Jerusalem — Israeli Prime Minister Benjamin Netanyahu on Tuesday warned Lebanon, Hezbollah's chief and the head of Iran's elite Quds Force to "be careful" with their words and actions. With tension mounting on the Israeli border, Netanyahu said Hezbollah leader Hassan Nasrallah "knows very well that the state of Israel knows how to defend itself well, and to repay its enemies."
"I want to say to him and the Lebanese state, which is hosting this organization that aims to destroy us, and I say the same to Qassem Soleimani: Be careful about your words, and even more cautious about your actions."
He said Nasrallah should "calm down."
A "declaration of war"
Netanyahu spoke after a series of incidents in recent days that have raised tensions between Israel, Lebanon, Iran and Tehran-backed Hezbollah.
Nasrallah has accused Israel of being behind a drone attack on the Lebanese Shiite movement's Beirut stronghold on Sunday and threatened retaliation. He called it the first such "hostile action" since a 2006 war between Israel and Hezbollah.
Lebanon's President Michel Aoun called it a "declaration of war," and the Lebanese National Defense Council was expected to hold an emergency meeting Tuesday.
Lebanon's leader, Prime Minister Saad al-Hariri, reportedly told Russian Foreign Minister Sergey Lavrov that the purported Israeli attack in Beirut threatened a dangerous escalation, with unpredictable results.
Israel has not claimed responsibility for the Beirut attacks, but Netanyahu said Monday that his country was ready to use "all means necessary" to defend itself against Iranian threats "on several fronts."
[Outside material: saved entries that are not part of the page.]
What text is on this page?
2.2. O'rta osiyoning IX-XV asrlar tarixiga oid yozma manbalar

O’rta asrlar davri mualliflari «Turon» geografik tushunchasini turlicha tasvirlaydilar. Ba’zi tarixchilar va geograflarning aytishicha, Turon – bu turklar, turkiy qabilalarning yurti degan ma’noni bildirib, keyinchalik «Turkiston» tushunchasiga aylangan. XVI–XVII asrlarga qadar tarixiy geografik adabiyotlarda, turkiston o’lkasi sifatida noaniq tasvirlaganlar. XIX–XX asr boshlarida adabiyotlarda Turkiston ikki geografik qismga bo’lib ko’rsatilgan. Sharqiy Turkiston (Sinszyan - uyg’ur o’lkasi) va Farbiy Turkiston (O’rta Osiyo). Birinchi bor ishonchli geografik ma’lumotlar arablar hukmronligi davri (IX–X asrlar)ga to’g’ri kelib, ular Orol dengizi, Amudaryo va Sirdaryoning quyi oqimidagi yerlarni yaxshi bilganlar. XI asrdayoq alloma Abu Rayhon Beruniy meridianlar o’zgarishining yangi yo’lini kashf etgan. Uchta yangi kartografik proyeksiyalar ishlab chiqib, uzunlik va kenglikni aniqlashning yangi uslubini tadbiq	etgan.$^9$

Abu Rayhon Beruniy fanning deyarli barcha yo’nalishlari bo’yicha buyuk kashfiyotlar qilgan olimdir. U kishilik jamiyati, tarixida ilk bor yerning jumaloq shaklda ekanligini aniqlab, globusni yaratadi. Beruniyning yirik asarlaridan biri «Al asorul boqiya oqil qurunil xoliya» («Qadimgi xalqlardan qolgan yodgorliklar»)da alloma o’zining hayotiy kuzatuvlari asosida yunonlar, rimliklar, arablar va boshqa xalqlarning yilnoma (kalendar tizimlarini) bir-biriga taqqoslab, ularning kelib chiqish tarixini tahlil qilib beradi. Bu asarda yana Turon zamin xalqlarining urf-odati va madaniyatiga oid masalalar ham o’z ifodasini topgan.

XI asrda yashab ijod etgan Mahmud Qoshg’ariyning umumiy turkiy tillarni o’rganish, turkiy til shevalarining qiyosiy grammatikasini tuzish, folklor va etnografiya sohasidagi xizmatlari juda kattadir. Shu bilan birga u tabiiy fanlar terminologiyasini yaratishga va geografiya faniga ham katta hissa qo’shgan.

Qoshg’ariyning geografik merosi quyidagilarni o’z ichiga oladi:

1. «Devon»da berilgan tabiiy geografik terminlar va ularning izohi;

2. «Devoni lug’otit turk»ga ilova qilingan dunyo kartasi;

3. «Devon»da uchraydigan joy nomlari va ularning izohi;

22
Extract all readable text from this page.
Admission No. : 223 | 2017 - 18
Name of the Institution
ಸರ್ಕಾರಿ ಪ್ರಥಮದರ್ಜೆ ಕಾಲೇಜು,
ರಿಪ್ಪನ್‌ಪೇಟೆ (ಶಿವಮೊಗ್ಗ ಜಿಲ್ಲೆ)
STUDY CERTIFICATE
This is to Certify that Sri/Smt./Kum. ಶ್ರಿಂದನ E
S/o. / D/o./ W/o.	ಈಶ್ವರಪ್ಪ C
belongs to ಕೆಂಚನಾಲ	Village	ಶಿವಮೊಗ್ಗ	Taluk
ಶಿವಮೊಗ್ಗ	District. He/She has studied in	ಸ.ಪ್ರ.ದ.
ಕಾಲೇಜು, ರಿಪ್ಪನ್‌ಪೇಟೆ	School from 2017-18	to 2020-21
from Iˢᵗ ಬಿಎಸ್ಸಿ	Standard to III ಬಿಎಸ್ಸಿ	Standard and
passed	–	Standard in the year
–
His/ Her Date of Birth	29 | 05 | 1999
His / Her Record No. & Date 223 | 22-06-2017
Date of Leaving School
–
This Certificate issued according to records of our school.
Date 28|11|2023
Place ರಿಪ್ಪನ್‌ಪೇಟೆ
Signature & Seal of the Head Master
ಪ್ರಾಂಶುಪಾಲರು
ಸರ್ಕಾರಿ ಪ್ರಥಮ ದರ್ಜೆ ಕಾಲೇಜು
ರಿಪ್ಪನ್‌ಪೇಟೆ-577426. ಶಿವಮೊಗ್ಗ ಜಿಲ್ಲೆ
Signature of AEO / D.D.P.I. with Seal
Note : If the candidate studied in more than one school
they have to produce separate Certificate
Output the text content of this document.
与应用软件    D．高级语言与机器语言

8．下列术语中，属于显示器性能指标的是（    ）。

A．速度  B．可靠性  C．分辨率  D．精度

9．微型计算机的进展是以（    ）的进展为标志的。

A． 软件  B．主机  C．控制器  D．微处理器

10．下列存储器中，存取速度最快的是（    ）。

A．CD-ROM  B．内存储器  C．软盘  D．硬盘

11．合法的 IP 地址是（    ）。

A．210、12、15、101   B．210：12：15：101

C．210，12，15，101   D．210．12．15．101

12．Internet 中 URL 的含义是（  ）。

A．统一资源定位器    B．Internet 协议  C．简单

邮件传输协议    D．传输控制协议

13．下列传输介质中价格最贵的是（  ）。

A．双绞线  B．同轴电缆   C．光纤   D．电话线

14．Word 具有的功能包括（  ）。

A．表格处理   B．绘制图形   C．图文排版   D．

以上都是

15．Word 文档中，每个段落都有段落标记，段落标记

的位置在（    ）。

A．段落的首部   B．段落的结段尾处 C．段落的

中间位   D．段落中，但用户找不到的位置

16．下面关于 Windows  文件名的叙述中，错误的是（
Later Tuesday, the Israel Defense Forces said a rocket fired from the Gaza Strip landed in Israeli territory, and the "Israeli army retaliated." The Israeli-occupied Gaza Strip is controlled by the Hamas group, which is also supported by Iran.
"Be prepared and wait for us"
Hours after the drones struck Beirut over the weekend, with one blowing up and one failing to detonate according to Hezbollah, the group's leader Nasrallah threatened retaliation.
"From tonight, I tell the Israeli army on the border, be prepared and wait for us," he said in a televised address. That remark drew Netanyahu's warning to "calm down."
Israeli troops along the country's border with Lebanon were on high alert amid the escalating rhetoric but, notably, Arabic network reporters in southern Lebanon, where Hezbollah has a significant presence, noted no significant mobilization of forces as of Tuesday.
Hours before the Beirut incident, Israel announced it had carried out a strike in neighboring Syria to thwart what it said was a plan by an Iranian force to attack its territory with drones.
On Monday, a pro-Syrian Palestinian group accused Israel of carrying out a drone attack on one of its positions in Lebanon.
Israel hastargeting what it says are Iranian and Hezbollah targets.
Iran and Hezbollah, along with Russia, have backed Syrian President Bashar al-Assad in his country's civil war.
Netanyahu has pledged to stop Israel's arch-enemy Iran from entrenching itself militarily in Syria.